The effect of groupness constraint on the sensitivity and specificity of canonical correlation analysis, a multi-modal anatomical and functional MRI study
Mohammadi-Nejad AR, Hossein-Zadeh GA, Shahsavand Ananloo E, and Soltanian-Zadeh H. The effect of groupness constraint on the sensitivity and specificity of canonical correlation analysis, a multi-modal anatomical and functional MRI study. Biomed Signal Process Control 2021; 68.
Biomedical signal processing and control
While neuroimaging studies reveal that several brain regions may participate in multiple groups (networks), this group overlap is neglected in multi-modal data fusion frameworks. Indeed, it is not clear how much “information” is lost due to this negligence. To study this issue, we present a group-structured sparse canonical correlation analysis (gssCCA) technique by utilizing groupness and sparsity constraints in a unified fusion framework. The approach allows to: 1) compare structures of disjoint and overlapping groups (networks); and 2) consider appropriate levels of overlap among groups. We use simulations to investigate the performance of the proposed approach and compare overlapping gssCCA, disjoint gssCCA, and ssCCA. The gains of considering an overlapping groupness constraint are significant since it can increase detection sensitivity and specificity of associations between multi-modal datasets. They also demonstrate that, even when the ROIs are assumed to be disjoint, the lost structural information is less than the conditions that we do not have any groupness information.
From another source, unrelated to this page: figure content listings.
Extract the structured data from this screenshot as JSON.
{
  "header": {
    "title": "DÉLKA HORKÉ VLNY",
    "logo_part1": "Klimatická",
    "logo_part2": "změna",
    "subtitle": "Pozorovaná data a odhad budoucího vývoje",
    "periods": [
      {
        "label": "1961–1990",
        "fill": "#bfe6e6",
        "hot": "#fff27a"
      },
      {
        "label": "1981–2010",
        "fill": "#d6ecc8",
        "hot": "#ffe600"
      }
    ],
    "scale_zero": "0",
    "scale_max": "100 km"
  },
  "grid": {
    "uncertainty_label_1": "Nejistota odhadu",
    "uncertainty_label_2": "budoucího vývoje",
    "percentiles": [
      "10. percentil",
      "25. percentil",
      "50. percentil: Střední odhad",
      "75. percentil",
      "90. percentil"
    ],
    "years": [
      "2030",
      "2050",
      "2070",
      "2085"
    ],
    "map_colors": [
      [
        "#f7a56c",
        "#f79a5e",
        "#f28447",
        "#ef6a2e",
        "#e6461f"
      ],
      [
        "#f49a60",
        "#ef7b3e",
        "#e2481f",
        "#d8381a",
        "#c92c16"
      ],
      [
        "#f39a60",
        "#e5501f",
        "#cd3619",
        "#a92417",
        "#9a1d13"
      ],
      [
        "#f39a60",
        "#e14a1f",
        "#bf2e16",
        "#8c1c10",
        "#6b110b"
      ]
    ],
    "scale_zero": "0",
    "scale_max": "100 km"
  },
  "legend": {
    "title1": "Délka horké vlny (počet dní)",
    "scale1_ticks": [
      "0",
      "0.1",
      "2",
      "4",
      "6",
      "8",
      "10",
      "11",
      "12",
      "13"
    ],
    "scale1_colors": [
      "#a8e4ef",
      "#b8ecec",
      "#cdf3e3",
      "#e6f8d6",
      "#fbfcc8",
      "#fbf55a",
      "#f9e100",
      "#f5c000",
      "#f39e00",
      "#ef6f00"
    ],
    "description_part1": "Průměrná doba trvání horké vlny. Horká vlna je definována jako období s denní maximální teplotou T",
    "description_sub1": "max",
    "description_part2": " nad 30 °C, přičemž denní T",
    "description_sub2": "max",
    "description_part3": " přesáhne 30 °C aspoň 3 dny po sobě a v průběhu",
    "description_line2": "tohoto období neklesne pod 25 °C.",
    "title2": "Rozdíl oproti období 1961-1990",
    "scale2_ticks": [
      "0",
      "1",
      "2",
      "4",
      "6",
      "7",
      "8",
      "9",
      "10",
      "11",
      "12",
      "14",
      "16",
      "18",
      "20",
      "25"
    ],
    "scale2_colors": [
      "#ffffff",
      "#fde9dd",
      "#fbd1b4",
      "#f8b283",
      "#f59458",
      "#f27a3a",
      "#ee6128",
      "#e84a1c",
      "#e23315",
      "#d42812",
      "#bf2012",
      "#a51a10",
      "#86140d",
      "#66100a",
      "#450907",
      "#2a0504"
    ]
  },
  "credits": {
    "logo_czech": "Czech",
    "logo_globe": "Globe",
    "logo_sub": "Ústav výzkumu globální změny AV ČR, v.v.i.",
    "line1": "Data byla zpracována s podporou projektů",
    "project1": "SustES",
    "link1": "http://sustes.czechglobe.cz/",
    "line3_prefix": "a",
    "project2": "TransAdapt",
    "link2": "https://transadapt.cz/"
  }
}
We also apply the methods to experimental anatomical magnetic resonance imaging (MRI) and resting-state functional MRI (rs-fMRI) data of schizophrenia (SZ) patients and control subjects (CS). The results show that the first pair of canonical variates (CVs) capture better classification accuracy between SZ and CS with a correlation of 88 % (p-value of less than 1 × 10−6). The extracted CVs show the most correlated clusters between anatomical and functional datasets. These clusters explain differences between the two groups in their own modality that are maximally correlated with the corresponding clusters in the other modality.